A computer readable medium includes any medium that participates in providing data (e.g., instructions), which may be read by a computer. Such a medium may take many forms, including, but not limited to, non volatile media, volatile media, etc. Non volatile media include, for example, optical or magnetic disks and other persistent memory. Volatile media include dynamic random access memory (DRAM), which typically constitutes a main memory. Common forms of computer readable media include, for example, a floppy disk, a flexible disk, hard disk, magnetic tape, any other magnetic medium, a CD ROM, DVD, any other optical medium, punch cards, paper tape, any other physical medium with patterns of holes, a RAM, a PROM, an EPROM, a FLASH EEPROM, any other memory chip or cartridge, or any other medium from which a computer can read.

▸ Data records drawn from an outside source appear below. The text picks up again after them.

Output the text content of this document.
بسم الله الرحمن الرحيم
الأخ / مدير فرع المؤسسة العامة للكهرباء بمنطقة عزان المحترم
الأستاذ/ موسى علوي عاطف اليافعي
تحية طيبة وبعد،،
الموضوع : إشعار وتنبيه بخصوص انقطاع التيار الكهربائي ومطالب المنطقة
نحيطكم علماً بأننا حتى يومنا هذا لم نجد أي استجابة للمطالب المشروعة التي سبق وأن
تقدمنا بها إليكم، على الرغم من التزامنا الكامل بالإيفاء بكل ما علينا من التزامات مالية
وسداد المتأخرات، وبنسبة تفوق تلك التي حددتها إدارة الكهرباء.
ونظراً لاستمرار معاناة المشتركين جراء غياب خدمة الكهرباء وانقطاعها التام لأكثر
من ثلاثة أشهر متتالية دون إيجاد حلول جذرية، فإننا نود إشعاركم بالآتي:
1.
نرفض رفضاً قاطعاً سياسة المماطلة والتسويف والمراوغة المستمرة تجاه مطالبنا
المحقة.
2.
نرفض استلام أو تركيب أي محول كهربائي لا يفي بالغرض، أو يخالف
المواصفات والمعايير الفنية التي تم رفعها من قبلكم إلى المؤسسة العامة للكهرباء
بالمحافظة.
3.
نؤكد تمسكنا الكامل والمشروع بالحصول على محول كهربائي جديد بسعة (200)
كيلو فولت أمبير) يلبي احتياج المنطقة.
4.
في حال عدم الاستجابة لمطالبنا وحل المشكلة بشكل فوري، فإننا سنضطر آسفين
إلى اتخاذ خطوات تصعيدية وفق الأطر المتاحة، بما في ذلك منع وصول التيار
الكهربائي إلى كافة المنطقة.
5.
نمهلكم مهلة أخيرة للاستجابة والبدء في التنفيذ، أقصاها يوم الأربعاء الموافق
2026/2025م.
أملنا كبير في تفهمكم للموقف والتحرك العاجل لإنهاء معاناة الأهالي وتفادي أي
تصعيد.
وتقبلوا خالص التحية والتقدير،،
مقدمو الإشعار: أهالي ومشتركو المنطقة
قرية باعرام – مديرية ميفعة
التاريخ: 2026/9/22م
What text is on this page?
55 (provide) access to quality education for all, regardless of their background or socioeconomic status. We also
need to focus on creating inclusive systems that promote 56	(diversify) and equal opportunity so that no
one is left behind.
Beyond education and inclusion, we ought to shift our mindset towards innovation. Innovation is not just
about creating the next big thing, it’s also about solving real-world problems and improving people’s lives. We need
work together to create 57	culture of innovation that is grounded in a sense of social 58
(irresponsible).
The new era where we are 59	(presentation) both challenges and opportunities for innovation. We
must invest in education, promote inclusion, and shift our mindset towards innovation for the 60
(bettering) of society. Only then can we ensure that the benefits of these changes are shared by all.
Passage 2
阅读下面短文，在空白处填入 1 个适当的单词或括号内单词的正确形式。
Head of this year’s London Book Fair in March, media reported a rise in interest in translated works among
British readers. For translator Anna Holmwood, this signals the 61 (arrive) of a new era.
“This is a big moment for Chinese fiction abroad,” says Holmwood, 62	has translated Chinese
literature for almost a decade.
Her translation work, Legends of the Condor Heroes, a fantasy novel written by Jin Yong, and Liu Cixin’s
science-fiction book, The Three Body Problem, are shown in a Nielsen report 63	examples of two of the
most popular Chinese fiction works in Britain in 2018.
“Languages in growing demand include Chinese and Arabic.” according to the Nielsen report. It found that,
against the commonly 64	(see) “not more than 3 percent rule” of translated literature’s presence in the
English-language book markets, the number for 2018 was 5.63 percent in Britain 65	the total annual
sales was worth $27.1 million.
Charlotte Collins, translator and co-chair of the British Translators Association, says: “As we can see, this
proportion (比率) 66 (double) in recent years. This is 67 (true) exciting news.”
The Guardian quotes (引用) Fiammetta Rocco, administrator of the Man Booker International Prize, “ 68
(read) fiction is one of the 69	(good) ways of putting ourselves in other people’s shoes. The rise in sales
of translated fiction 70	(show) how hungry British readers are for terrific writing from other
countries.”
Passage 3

With regard to the media, processes, systems, methods, etc. described herein, it should be understood that, although the steps of such processes, etc. have been described as occurring according to a certain ordered sequence, such processes could be practiced with the described steps performed in an order other than the order described herein. It further should be understood that certain steps could be performed simultaneously, that other steps could be added, or that certain steps described herein could be omitted. For example, in the process 500, one or more of the steps could be omitted, or the steps could be executed in a different order than shown in
Accordingly, it is to be understood that the present disclosure, including the above description and the accompanying figures and below claims, is intended to be illustrative and not restrictive. Many embodiments and applications other than the examples provided would be apparent to those of skill in the art upon reading the above description. The scope of the invention should be determined, not with reference to the above description, but should instead be determined with reference to claims appended hereto and/or included in a non provisional patent application based hereon, along with the full scope of equivalents to which such claims are entitled. It is anticipated and intended that future developments will occur in the arts discussed herein, and that the disclosed systems and methods will be incorporated into such future embodiments. In sum, it should be understood that the disclosed subject matter is capable of modification and variation.
The article “a” modifying a noun should be understood as meaning one or more unless stated otherwise, or context requires otherwise. The phrase “based on” encompasses being partly or entirely based on.